By the end of this course, students will be able to:

    1. Demonstrate proficiency in data science project collaboration and version control.
    1. Utilize advanced data storage, manipulation, and querying.
    1. High-level understanding of data structures, and algorithms.
    1. Critically navigate the emergent trends in data science computing.

Objectives

  • Conceptual Understanding: To provide students with a foundational grasp of data structures and algorithms.
  • Technical Proficiency: To equip students with practical skills in version control, Python programming, data structures, and algorithms enabling them to execute data manipulation and analysis tasks proficiently.
  • Critical Integrated Learning: To offer a holistic educational experience that combines theoretical learning with practice, ensuring students can apply their knowledge to real-world projects and foster an awareness of emerging trends in the data science computing landscape.

Course References

  • Computing Skills for Biologists: A toolbox with basic computational skills necessary for the course.
  • Elements of Data Science: a digital textbook by Allen Downey written in the form of Jupyter notebooks.

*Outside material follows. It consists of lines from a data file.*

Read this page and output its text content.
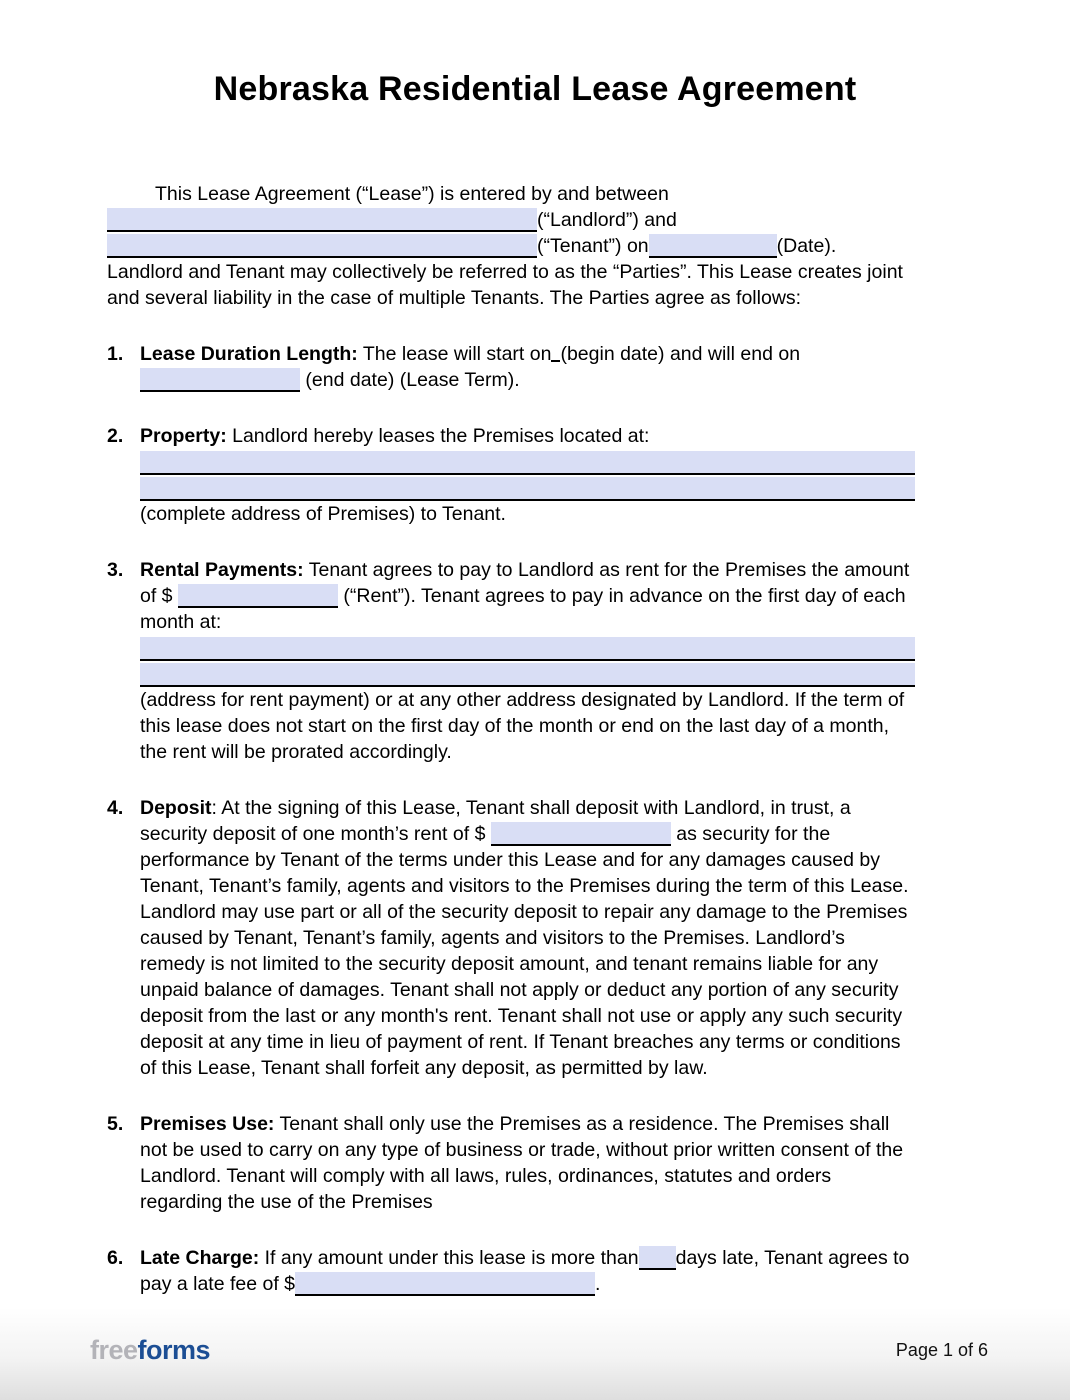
Nebraska Residential Lease Agreement
This Lease Agreement (“Lease”) is entered by and between
(“Landlord”) and
(“Tenant”) on	(Date).
Landlord and Tenant may collectively be referred to as the “Parties”. This Lease creates joint and several liability in the case of multiple Tenants. The Parties agree as follows:
1. Lease Duration Length: The lease will start on (begin date) and will end on
(end date) (Lease Term).
2. Property: Landlord hereby leases the Premises located at:
(complete address of Premises) to Tenant.
3. Rental Payments: Tenant agrees to pay to Landlord as rent for the Premises the amount of $	(“Rent”). Tenant agrees to pay in advance on the first day of each month at:
(address for rent payment) or at any other address designated by Landlord. If the term of this lease does not start on the first day of the month or end on the last day of a month, the rent will be prorated accordingly.
4. Deposit: At the signing of this Lease, Tenant shall deposit with Landlord, in trust, a security deposit of one month’s rent of $	as security for the performance by Tenant of the terms under this Lease and for any damages caused by Tenant, Tenant’s family, agents and visitors to the Premises during the term of this Lease. Landlord may use part or all of the security deposit to repair any damage to the Premises caused by Tenant, Tenant’s family, agents and visitors to the Premises. Landlord’s remedy is not limited to the security deposit amount, and tenant remains liable for any unpaid balance of damages. Tenant shall not apply or deduct any portion of any security deposit from the last or any month's rent. Tenant shall not use or apply any such security deposit at any time in lieu of payment of rent. If Tenant breaches any terms or conditions of this Lease, Tenant shall forfeit any deposit, as permitted by law.
5. Premises Use: Tenant shall only use the Premises as a residence. The Premises shall not be used to carry on any type of business or trade, without prior written consent of the Landlord. Tenant will comply with all laws, rules, ordinances, statutes and orders regarding the use of the Premises
6. Late Charge: If any amount under this lease is more than days late, Tenant agrees to pay a late fee of $	.
freeforms	Page 1 of 6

It provides an introduction to data science in Python for students with limited programming experience.
  • Think Python: An introduction to programming using Python.
  • Applied Computing: Applied Computing is an online textbook. It provides an introduction to spreadsheets and SQL. To view the book, students need to register using the course name.
  • SQL & NoSQL Databases: Models, Languages, Consistency Options, and Architectures for Big Data Management: Explores relational (SQL) and non-relational (NoSQL) databases. Covers database management, modeling, languages, consistency, architecture, and more.
  • Pro Git Book: A comprehensive resource for learning Git, covering everything from the basics to advanced topics by Scott Chacon and Ben Straub.

Additional References

Assessment

Final grades will be based on:

Assignment Percentage
Lecture Quizzes and Activities 60%
Problem Sets 40%

Lecture Quizzes and Activities

Each lecture will be accompanied by a set of questions and/or practice activity, available on the course’s Canvas page or Webpage to be completed individually. Students may complete these quizzes and activities either during or after class, the due dates will be posted in the course canvas page. To accommodate the learning process, the lowest two quizzes scores will be excluded from the final grade calculation. While individual submission is mandatory, collaborative discussions are encouraged. Please note that no extensions will be granted under any circumstances, ensuring fairness and consistency in assessment for all students.

Problem Sets

Problem sets aligned with each topic will be assigned to solidify and apply the concepts covered. These sets are to be collaboratively developed in groups of up to three members, emphasizing the importance of code collaboration. Consequently, individual submissions will not be accepted. Assignments will be distributed via Canvas and/or GitHub, and may be formatted as either a Jupyter Notebook (.ipynb), Quarto documents (.qmd), or HTML (.html). Groups will be required to submit the complete source code of their assignments (.ipynb, .qmd, or .html). Each problem set will be meticulously evaluated, with grading based on both the accuracy and the overall quality of the work submitted. For instance, you must guarantee:

  • All code must run;

  • Each problem set material will have its own GitHub repository;

  • Readable Solutions: To facilitate effective evaluation and comprehension of the coding assignments, students must adhere to the following standards for code readability:

    1. Comprehensive Commenting: All code must include thorough comments. These comments are essential as they allow the Professor and Teaching Assistants to understand the purpose and functionality of the code solely through these annotations. It is crucial that the comments are clear and concise, providing insight into the logic and purpose behind each segment of code.
    1. Structured Code Segmentation: Solutions should be methodically organized into distinct code chunks within Jupyter or R Markdown notebooks. For clarity on this format, refer to examples provided in class or consult with the Professor or Teaching Assistants.
    1. Detailed Documentation of Functions: Every function defined by a student must be accompanied by a docstring. This documentation should clearly explain the function’s purpose, describe each input argument, and outline what the function returns.

Grading

Each student’s final grade will be based on the following after rounding up to the nearest point:

Grade Range
A 91% – 100%
A- 86% – 90%
B+ 81% – 85%
B 76% – 80%
B- 71% – 75%
C 66% – 70%
D 60% – 65%
F < 60%

AI policy

I encourage you to use AI tools you believe will enhance your individual or group performance. Learning to use AI is a valuable and emerging skill, and I am available to provide support and assistance with these tools during office hours or by appointment.

Be aware of the following guidelines:

  • You are not allowed to use AI tools during the exams.

  • Providing low-effort prompts will result in low-quality outputs. You must refine your prompts to achieve desirable outcomes. Use the course knowledge for that!

  • Do not blindly trust the information provided by the output. If the output contains a number, index, analysis, conclusion, or fact, assume it is incorrect and check its veracity. Any errors or omissions resulting from using the AI tool will be your responsibility. Remember, the AI tool works better for topics that you already understand.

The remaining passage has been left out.